Un marché difficile et des concurrences nouvelles pour Domino’s Pizza
Ils savent aussi que le marché de la pizza livrée est en baisse de 0,3 % depuis le début de l’année. Certes, les ventes du réseau Domino’s Pizza en France ont, selon sa direction, « augmenté de 12 % depuis juin 2016 », mais cela est dû surtout à la croissance du parc de magasins. A périmètre constant, l’évolution serait « légèrement en positif » de l’aveu même de l’enseigne.
En cause : le contexte économique général et des concurrences nouvelles comme celles de Deliveroo ou Foodora « qui mobilisent une pléthore de livreurs ». Une situation face à laquelle l’enseigne se déclare « attentive et vigilante ».

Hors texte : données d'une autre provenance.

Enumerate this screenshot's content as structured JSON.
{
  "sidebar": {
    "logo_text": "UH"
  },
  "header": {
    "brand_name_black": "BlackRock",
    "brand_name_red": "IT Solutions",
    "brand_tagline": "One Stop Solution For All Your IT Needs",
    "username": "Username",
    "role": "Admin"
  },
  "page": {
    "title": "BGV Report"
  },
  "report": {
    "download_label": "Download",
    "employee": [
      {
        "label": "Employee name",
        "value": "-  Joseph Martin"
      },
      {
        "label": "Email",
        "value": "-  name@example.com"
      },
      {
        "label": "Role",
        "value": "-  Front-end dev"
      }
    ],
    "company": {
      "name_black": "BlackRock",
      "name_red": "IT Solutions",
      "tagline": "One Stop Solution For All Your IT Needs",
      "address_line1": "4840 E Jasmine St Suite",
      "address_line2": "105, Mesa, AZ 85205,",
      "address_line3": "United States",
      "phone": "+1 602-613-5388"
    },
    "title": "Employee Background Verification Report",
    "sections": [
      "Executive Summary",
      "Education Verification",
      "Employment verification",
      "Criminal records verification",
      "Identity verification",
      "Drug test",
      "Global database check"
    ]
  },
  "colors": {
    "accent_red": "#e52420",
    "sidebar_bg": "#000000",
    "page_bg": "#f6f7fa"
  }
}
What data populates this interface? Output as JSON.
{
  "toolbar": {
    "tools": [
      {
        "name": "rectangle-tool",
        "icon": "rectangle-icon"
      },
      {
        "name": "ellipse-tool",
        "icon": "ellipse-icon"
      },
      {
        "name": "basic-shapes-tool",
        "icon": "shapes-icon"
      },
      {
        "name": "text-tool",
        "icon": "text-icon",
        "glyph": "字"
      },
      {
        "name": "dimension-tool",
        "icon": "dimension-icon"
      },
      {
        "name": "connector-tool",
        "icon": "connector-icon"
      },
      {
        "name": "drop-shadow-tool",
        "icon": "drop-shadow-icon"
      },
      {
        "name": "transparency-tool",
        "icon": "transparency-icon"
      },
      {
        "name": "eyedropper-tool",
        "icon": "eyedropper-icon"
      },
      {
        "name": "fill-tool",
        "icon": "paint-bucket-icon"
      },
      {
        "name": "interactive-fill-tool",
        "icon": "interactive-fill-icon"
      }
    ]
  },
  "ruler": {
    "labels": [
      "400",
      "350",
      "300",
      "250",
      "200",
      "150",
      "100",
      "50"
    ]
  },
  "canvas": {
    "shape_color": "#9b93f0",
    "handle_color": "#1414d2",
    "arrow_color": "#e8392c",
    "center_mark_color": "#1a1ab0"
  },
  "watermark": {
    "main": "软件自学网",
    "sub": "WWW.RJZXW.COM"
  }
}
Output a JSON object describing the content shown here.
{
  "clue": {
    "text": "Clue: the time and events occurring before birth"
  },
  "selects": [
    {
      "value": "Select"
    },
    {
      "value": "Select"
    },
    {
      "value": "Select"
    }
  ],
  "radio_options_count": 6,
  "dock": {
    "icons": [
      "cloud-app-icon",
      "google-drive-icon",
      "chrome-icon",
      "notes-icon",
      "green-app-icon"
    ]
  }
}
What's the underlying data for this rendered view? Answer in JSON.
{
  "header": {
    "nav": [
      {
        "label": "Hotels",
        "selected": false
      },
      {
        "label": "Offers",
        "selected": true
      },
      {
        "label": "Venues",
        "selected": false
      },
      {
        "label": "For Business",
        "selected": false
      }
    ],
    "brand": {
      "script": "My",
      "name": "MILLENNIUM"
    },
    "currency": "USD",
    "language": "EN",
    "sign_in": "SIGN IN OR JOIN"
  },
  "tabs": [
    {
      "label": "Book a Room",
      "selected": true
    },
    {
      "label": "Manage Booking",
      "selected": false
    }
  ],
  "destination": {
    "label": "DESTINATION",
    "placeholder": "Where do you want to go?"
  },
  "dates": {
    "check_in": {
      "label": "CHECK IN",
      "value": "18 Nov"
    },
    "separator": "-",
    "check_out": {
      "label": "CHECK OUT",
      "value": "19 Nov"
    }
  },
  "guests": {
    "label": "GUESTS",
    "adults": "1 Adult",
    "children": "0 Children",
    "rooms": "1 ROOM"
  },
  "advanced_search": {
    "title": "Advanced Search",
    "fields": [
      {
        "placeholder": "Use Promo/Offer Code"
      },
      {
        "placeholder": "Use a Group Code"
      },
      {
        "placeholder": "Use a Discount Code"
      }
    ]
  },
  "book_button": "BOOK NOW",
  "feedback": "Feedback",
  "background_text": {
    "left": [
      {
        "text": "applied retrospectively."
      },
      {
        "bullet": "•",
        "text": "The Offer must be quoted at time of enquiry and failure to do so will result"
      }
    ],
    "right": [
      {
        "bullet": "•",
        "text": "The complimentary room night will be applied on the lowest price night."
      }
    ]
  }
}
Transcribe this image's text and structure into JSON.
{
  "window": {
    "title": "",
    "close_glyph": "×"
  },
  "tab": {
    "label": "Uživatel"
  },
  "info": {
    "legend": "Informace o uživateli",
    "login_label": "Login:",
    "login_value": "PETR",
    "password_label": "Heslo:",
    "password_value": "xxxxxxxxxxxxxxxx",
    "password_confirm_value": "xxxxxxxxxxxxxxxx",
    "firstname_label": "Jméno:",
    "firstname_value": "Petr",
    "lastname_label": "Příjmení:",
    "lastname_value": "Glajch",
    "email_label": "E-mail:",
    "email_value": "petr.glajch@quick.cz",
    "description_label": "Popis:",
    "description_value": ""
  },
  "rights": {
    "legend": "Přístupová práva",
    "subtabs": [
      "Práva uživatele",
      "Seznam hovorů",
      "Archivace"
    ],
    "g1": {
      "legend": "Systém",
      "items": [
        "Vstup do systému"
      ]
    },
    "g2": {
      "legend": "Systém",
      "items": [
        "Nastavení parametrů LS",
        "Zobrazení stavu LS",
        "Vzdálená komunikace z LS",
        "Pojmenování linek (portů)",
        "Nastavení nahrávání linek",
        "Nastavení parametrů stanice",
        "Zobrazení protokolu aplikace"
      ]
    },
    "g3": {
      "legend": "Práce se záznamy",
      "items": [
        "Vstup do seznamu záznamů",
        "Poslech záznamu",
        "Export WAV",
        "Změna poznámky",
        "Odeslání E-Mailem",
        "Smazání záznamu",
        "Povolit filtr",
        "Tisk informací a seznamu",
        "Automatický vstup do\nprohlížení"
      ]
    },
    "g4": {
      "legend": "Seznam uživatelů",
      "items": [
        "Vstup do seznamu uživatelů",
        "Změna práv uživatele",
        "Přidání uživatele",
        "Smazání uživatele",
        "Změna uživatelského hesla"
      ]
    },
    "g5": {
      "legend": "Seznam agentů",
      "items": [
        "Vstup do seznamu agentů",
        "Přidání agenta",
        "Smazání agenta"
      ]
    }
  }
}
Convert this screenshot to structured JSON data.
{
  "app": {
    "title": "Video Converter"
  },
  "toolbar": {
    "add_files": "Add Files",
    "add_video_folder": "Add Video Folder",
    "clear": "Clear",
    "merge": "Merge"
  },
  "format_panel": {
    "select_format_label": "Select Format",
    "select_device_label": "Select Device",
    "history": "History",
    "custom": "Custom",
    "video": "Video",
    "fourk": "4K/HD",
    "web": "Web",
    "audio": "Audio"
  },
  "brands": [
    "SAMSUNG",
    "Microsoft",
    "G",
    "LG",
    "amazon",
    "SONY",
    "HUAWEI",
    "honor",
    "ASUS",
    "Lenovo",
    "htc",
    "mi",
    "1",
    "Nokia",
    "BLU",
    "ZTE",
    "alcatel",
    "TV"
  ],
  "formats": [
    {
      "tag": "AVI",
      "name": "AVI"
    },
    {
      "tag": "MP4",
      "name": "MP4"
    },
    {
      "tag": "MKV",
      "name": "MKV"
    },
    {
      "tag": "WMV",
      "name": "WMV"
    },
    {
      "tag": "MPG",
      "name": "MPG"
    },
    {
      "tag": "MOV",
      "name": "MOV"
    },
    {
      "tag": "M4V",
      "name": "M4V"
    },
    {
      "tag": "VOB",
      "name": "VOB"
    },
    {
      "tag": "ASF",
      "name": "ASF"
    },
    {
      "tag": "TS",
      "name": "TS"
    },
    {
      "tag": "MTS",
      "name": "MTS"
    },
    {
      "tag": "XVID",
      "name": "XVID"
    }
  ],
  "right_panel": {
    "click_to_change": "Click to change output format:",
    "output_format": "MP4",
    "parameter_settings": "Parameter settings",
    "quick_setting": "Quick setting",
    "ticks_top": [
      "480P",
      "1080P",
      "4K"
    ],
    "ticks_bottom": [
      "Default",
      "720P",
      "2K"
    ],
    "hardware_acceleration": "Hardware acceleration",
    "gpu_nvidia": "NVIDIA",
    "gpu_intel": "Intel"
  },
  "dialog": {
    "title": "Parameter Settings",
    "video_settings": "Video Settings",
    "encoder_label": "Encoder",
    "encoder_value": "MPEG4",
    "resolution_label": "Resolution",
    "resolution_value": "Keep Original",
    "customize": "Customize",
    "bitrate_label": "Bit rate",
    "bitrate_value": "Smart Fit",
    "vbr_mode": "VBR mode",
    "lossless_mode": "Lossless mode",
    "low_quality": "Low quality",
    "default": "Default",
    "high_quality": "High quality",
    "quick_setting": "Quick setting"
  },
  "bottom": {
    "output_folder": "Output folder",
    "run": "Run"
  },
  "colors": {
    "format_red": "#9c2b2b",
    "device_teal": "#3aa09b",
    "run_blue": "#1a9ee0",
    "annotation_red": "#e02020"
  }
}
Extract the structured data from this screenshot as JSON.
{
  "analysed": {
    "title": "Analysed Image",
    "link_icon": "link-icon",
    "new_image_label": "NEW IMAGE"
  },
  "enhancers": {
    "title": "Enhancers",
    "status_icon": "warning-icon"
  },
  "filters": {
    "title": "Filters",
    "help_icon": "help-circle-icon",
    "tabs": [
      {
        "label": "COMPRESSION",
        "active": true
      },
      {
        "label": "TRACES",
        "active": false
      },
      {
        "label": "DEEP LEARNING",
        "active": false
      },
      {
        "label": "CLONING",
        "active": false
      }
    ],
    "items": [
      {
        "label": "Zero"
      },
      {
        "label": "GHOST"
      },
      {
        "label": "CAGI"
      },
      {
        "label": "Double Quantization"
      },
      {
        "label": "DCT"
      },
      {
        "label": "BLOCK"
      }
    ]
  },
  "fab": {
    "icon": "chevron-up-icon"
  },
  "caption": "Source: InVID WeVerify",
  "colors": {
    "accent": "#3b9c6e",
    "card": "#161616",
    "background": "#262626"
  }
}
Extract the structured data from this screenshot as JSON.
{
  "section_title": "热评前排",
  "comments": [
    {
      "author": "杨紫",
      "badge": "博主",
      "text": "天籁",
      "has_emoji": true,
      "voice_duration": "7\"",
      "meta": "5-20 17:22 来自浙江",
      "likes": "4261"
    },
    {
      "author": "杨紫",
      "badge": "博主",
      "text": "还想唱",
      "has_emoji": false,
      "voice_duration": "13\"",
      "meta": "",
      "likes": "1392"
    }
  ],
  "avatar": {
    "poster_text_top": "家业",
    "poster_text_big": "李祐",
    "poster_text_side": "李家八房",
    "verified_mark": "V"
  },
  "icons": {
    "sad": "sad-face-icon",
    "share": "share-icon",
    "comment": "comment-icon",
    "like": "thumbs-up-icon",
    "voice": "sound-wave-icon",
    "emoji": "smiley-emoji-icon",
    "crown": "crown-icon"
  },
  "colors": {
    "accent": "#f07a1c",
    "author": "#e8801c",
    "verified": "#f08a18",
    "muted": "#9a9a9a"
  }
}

La direction insiste ainsi sur la nécessité pour le réseau « d’améliorer le service aux clients et notamment la livraison ». « Nous savons que si nous descendons en dessous de 25 minutes, nos ventes augmenteront » indique Mael Barth.
14 conversions de magasins Pizza Sprint « planifiées » d’ici la fin de l’année
Ce contexte délicat n’empêcherait pas toutefois l’intégration progressive du réseau Pizza Sprint de se poursuivre. Domino’s Pizza annonce que « 14 autres conversions de magasins sont planifiées d’ici la fin de l’année 2017, au plus tard début 2018. » Dont 5 par ralliement de franchisés.
Début 2018, l’enseigne compterait donc 60 magasins Pizza Sprint convertis. D’autres rachats ne sont pas exclus (mais pas prévus non plus). A l’opposé, d’autres sorties de réseau (avec dépôt de l’enseigne) pourraient encore se négocier. Mais Domino’s Pizza se prépare à continuer d’honorer jusqu’à leur terme au moins une vingtaine de contrats Pizza Sprint.
Un réseau Pizza Sprint dont les ventes « ne souffrent pas »
Une contrainte qui laisse le franchiseur serein. Selon Mael Barth, « le réseau (Pizza Sprint) n’est pas en souffrance sur ses ventes. Après une croissance de 4 % en 2016, il est à + 0,1 % depuis le début de l’année, soit au-dessus du marché ». Une tendance qui s’explique selon lui notamment par « des campagnes marketing régulières ».
Un domaine contesté, côté franchisés, où on souligne qu’elles n’ont « rien de comparable» avec les moyens mis en œuvre pour le réseau Domino’s Pizza.
De fait, les relations ne sont toujours pas apaisées avec une partie des franchisés, encore heurtés par la volonté du géant américain de faire à terme disparaître leur enseigne. Même si la direction de Domino’s Pizza se félicite d’avoir « trouvé un accord avec 14 d’entre eux (sur les 32 en contentieux il y a un an) ».
Le Ministère de l’économie assigne Domino’s Pizza en justice
Le volet judiciaire du conflit vient cependant de se compliquer puisqu’une nouvelle procédure a été enclenchée, cette fois par le Ministère de l’économie (à partir du rapport de la Dgccrf, la Direction de la concurrence). Le 21 mars dernier, le Ministère a assigné les deux franchiseurs (Pizza Sprint et Domino’s Pizza) devant le tribunal de commerce de Rennes.
Objectif : obtenir l’annulation de 9 clauses des contrats de franchise Pizza Sprint (et l’arrêt des pratiques en cause) pour « déséquilibre significatif » (agencement, approvisionnement et prix imposés, intuitu personae et conditions de résiliation non réciproques, etc.) Une annulation que le Ministère souhaite voir assortie de remboursements aux franchisés (pour 200 000 € indûment perçus selon lui) et d’une amende civile de 2 millions d’euros.
Au moins 18 franchisés ou ex-franchisés Pizza Sprint (au total 21 sociétés et 7 personnes physiques) se sont portés intervenants volontaires dans cette procédure qui sera sans doute jointe à celle du 26 mai 2016. Et face à laquelle Domino’s Pizza «se battra pour se faire entendre car il y a, de la part du Ministère, une grande incompréhension de ce qu’est la franchise ».
Il faudra donc attendre à nouveau une année et sans doute plus pour connaître la décision de la justice. Et savoir si l’addition de Domino’s Pizza pour ce rachat de réseau difficile sera encore un peu plus salée (et amère) que prévu.